Several researchers have additionally suggested that the brain areas involved in moral judgment overlap with what is called the "default mode network," which is involved in our "baseline" state of being awake but at rest. The network is also active during "internally focused tasks including autobiographical memory retrieval, envisioning the future, and conceiving the perspectives of others," Randy Buckner and colleagues wrote in a 2008 study.



To further understand which brain networks are essential for moral judgment, scientists study people whose behavior suggests that their relevant neural circuitry may be damaged.



What goes wrong in psychopaths



Psychopaths, particularly those who are also convicted criminals, have been the subject of much interest among scientists exploring moral judgment.



"They're not scared of punishment, they don't feel empathy towards other people, they don't respect authorities that told them not to do things, and so there's nothing stopping them from doing what other people would dismiss in a nanosecond," Sinnott-Armstrong said.



Raine and Yang suggest, based on research, that "antisocial groups" such as psychopaths may know what is moral, but they may lack a feeling of what is moral.



A moral "feeling," which seems to be related to the brain's prefrontal cortex and amygdala, is what takes the recognition that an act is immoral and translates that recognition into behavioral inhibition, Raine and Yang wrote. "It is this engine that functions less well in antisocial, violent and psychopathic individuals."



Jesus Pujol of the Hospital de Mar, Barcelona, Spain, and colleagues did a study published in 2012 to analyze how psychopaths' brain responses to moral dilemmas might contrast with that of non-psychopaths.

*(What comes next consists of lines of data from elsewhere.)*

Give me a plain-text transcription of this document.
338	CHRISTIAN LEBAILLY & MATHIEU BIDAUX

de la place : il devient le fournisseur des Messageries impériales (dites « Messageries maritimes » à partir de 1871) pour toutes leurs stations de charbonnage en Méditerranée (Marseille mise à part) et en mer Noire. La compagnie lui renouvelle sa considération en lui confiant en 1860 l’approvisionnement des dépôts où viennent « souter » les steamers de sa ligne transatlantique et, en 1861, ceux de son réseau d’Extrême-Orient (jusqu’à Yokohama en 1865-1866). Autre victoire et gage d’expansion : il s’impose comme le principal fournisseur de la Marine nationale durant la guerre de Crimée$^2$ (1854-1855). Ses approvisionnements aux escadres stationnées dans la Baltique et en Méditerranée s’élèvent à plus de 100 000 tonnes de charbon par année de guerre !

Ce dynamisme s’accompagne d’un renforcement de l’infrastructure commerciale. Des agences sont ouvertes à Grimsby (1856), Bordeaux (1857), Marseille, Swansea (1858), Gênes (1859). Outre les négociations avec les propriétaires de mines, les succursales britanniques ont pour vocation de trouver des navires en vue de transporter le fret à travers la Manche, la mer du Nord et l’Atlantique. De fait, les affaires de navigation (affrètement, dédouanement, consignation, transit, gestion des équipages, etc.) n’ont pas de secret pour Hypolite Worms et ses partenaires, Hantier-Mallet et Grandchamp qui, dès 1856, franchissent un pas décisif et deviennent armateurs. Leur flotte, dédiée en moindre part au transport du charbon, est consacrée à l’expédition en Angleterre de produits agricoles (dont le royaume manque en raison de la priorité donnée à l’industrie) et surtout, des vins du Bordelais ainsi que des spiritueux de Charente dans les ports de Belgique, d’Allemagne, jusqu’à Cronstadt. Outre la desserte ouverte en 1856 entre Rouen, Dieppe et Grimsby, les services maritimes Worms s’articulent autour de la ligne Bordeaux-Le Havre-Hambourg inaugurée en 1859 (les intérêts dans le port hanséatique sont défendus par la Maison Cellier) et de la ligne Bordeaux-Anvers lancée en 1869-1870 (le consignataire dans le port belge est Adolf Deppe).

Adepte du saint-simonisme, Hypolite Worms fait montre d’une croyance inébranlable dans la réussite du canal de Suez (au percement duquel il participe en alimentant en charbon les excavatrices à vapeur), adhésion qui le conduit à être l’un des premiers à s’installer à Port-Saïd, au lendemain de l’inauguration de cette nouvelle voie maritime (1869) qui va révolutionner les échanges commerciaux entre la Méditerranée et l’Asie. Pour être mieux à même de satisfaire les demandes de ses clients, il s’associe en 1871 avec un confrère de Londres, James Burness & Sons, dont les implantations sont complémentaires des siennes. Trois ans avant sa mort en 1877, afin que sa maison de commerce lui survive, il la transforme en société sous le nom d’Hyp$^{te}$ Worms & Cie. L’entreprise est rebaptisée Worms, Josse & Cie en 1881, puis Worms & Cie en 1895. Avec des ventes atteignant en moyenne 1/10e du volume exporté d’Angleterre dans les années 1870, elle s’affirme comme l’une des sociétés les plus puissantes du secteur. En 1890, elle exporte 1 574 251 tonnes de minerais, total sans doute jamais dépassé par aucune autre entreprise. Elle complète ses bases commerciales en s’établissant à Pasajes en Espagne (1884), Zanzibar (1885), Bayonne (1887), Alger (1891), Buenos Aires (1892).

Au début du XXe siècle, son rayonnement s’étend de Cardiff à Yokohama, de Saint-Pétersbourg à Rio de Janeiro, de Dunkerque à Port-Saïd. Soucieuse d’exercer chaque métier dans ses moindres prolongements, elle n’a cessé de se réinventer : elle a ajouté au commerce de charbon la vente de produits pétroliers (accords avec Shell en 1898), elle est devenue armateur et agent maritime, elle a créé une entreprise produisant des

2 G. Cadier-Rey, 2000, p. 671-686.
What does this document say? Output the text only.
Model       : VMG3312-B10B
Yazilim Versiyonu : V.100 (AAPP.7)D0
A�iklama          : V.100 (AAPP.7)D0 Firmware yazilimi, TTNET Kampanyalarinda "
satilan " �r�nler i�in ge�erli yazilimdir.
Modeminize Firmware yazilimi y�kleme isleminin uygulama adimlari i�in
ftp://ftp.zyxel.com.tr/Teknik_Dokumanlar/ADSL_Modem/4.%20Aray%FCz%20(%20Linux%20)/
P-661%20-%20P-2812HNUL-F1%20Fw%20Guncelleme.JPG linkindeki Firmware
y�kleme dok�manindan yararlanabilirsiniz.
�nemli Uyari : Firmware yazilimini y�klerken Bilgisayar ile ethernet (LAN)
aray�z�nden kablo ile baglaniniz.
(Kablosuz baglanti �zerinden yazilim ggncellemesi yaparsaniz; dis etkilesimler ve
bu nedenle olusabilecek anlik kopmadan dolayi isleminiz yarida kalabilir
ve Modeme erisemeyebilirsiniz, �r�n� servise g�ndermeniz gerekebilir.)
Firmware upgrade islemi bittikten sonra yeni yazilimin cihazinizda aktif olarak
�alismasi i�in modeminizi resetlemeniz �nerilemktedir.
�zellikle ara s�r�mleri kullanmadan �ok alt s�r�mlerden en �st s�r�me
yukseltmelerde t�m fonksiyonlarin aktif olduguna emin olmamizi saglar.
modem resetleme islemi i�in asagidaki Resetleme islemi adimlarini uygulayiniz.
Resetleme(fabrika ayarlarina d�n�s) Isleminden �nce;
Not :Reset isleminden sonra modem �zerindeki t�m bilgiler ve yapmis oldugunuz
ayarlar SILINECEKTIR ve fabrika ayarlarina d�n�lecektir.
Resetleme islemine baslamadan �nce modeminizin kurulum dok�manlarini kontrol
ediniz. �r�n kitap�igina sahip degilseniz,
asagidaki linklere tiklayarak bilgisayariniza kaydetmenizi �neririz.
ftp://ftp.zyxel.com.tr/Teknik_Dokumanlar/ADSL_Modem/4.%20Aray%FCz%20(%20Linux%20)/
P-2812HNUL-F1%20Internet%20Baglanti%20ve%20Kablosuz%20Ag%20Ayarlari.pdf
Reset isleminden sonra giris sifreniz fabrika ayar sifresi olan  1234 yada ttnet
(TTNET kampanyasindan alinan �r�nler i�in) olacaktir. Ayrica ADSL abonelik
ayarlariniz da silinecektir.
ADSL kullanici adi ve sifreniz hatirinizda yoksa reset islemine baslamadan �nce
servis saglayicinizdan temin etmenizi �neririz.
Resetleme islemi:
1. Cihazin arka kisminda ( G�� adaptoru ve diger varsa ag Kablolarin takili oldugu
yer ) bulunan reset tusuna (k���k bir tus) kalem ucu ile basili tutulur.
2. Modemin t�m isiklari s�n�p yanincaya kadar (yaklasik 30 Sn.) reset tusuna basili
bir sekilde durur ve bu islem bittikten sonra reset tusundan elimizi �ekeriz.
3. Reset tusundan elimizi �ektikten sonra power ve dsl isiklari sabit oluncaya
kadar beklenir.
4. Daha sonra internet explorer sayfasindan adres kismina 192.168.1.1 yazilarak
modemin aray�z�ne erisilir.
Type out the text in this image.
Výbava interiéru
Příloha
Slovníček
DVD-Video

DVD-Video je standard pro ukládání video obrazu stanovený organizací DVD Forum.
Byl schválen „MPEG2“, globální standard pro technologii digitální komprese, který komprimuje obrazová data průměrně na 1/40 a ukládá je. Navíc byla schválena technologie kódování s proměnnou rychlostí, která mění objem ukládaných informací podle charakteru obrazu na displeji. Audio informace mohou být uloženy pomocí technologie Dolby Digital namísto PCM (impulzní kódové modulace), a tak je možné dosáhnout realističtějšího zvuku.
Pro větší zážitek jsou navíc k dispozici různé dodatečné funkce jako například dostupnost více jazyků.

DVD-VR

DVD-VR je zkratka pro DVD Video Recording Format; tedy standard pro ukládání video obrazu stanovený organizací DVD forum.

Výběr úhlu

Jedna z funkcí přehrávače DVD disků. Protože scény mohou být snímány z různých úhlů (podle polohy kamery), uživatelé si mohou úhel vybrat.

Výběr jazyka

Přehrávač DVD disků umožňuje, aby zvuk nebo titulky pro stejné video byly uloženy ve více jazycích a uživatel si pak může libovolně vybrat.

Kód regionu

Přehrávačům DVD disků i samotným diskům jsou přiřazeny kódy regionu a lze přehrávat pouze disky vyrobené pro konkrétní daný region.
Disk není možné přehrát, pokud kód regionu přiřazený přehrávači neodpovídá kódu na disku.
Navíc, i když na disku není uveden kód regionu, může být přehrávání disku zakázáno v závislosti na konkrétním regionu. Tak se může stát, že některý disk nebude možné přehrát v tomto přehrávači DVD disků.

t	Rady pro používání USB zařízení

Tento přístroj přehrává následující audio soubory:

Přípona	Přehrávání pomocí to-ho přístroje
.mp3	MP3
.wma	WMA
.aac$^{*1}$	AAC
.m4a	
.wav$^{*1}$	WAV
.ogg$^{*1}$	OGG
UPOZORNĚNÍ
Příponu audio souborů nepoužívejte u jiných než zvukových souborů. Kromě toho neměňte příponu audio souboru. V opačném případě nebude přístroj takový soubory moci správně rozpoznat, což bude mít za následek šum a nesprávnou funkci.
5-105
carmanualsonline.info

Researchers used functional magnetic resonance imaging on 22 criminal psychopathic men and 22 healthy men who were not offenders. They found that most participants gave similar responses to moral dilemmas used in the study, whether they were psychopathic or not.



But their brains told a different story: The psychopaths tended to show less activation in the medial frontal and posterior cingulate cortices in response to moral dilemmas. Researchers also found differences in the psychopaths' brains in an analysis of functional connectivity -- that is, they found impairment in the connections between some brain regions involved in morality and other areas.



Pujol's group's more recent study, published this month in the journal Biological Psychiatry, also found weakened connections in psychopaths' brains that may affect their moral reasoning. Specifically, they found that structures associated with emotion showed reduced connectivity to prefrontal areas, and enhanced connectivity in an area associated with cognition.



The results suggest that, in criminal psychopaths, the brain does not adequately use emotional information to control behavioral responses.



Good intentions, bad outcome?



Autism is another neurological condition that is being explored with regard to moral judgment.



Rebecca Saxe at Massachusetts Institute of Technology has collaborated in research looking at how people with autism may weigh intentions and outcomes differently.